My daughter's started hers on a school trip away. Luckily I had told her about them two weeks before because she knew what was going on and didn't think she was dying like I did when it happened to me. Mum didn't tell me about them before mine started.

heresyandwitchcraft Wed 20-Jun-18 03:09:42

YANBU
I am reminded of that awful opening scene of Carrie whenever people don't talk about periods. Girls NEED to know about this, from someone they trust, in a way they can ask questions and feel supported but not scared or ashamed.

motherlondon Wed 20-Jun-18 03:19:23

YADNBU - she's setting the poor kid up to be fearful or perplexed when she does get her periods!
My nearly 8 year old asked me what tampons were the other day - she'd seen them in my bag and bathroom - I told her that as girls mature, blood comes out once a month, which means that a healthy environment is being kept for having babies later.
She was 'ok, thanks'

acornsandnuts Wed 20-Jun-18 03:24:59

Don’t worry op. They are wrong. At 10 children should know about periods. It’s not a dirty secret and by making it so they are risking their daughters thinking it is. Mine grew up asking questions and getting age appropriate answers so it was never a taboo subject. Why should it be?

ASimpleLampoon Wed 20-Jun-18 03:28:01

YANBU. They could start at 9 or 10, although most will be later, the earliest ones will be starting at this age so best be prepared, and even if they don't they need to know so that if it happens to a friend they understand what's going on.

I have explained to my 5 year old because when we went to to toilet during a shopping trip together she asked why I was wearing a nappy!
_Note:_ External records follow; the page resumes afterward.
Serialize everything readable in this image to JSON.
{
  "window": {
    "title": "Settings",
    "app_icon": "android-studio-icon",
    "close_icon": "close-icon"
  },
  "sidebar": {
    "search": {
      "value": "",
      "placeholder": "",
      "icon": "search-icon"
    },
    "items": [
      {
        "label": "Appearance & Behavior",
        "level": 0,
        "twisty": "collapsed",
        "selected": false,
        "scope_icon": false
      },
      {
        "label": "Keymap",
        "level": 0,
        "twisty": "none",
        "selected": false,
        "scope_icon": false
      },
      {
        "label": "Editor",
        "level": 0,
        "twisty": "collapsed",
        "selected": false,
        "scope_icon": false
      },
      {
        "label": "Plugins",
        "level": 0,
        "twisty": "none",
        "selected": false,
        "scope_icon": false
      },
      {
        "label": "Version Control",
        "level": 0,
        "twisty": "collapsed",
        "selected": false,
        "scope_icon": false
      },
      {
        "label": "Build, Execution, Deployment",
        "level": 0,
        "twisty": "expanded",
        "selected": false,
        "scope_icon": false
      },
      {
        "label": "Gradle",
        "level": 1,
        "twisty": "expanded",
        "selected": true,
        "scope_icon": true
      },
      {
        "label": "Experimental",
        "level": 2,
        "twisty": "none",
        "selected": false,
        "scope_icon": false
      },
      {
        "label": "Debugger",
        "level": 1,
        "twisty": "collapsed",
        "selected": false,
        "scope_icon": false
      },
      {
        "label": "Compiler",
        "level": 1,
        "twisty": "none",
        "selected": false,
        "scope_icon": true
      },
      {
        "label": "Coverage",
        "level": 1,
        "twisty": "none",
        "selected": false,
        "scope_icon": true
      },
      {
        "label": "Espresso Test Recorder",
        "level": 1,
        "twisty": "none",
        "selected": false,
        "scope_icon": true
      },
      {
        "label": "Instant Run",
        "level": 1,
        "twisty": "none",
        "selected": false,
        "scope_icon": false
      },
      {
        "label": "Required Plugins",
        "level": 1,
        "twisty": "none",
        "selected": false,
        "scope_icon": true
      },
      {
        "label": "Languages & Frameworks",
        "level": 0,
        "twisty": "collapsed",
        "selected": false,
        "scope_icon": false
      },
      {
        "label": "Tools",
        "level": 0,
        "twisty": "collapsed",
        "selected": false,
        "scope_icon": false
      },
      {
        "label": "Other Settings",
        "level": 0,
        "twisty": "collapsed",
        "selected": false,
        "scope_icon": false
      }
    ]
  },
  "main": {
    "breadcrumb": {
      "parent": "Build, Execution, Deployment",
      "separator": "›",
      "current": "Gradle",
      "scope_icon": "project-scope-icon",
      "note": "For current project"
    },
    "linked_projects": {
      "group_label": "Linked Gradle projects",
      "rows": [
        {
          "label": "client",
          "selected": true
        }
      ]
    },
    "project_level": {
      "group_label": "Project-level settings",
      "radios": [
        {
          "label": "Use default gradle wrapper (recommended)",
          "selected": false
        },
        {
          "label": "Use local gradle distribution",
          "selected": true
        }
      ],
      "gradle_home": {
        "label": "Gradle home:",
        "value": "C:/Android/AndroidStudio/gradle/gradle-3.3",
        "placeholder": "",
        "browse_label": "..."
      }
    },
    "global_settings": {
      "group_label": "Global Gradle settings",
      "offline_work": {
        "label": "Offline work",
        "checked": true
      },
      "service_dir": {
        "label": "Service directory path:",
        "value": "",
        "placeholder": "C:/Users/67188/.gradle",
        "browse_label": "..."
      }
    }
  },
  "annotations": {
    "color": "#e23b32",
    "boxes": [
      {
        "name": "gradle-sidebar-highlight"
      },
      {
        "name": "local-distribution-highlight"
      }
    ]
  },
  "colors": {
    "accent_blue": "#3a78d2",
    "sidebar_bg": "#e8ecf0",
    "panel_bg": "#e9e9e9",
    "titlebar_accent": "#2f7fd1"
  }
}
I don't think it's appropriate at all to be encouraging secrets and shame around the subject of menstruation. It needs to be talked about openly and frankly and without any awkwardness.

BikeRunSki Wed 20-Jun-18 03:31:36

Both DS and DD knew at 6!

SnuggyBuggy Wed 20-Jun-18 03:36:23

It's pretty dumb for them not to know about periods at that age. Does the school not teach them about periods though.

Dixiechickonhols Wed 20-Jun-18 04:04:47

Much better to get gently used to the idea. Plus heck of a shock if girl starts and no one told her. Mine started recently age 12 and was the LAST in her group of closest friends to start. I know primary school discussed periods yr 6 and gave them a lilets freebie pack aimed at young girls so age 10/11. Sanitary protection if needed was on dds brownies kit list and brownies are age 7-10 or 11. I remember explaining what it meant to her when she was 7. Age of starting must be same or earlier than Uk in Usa so they are doing the girls no favours.

Coyoacan Wed 20-Jun-18 04:05:26

It's odd how people are squeamish about ordinary bodily functions.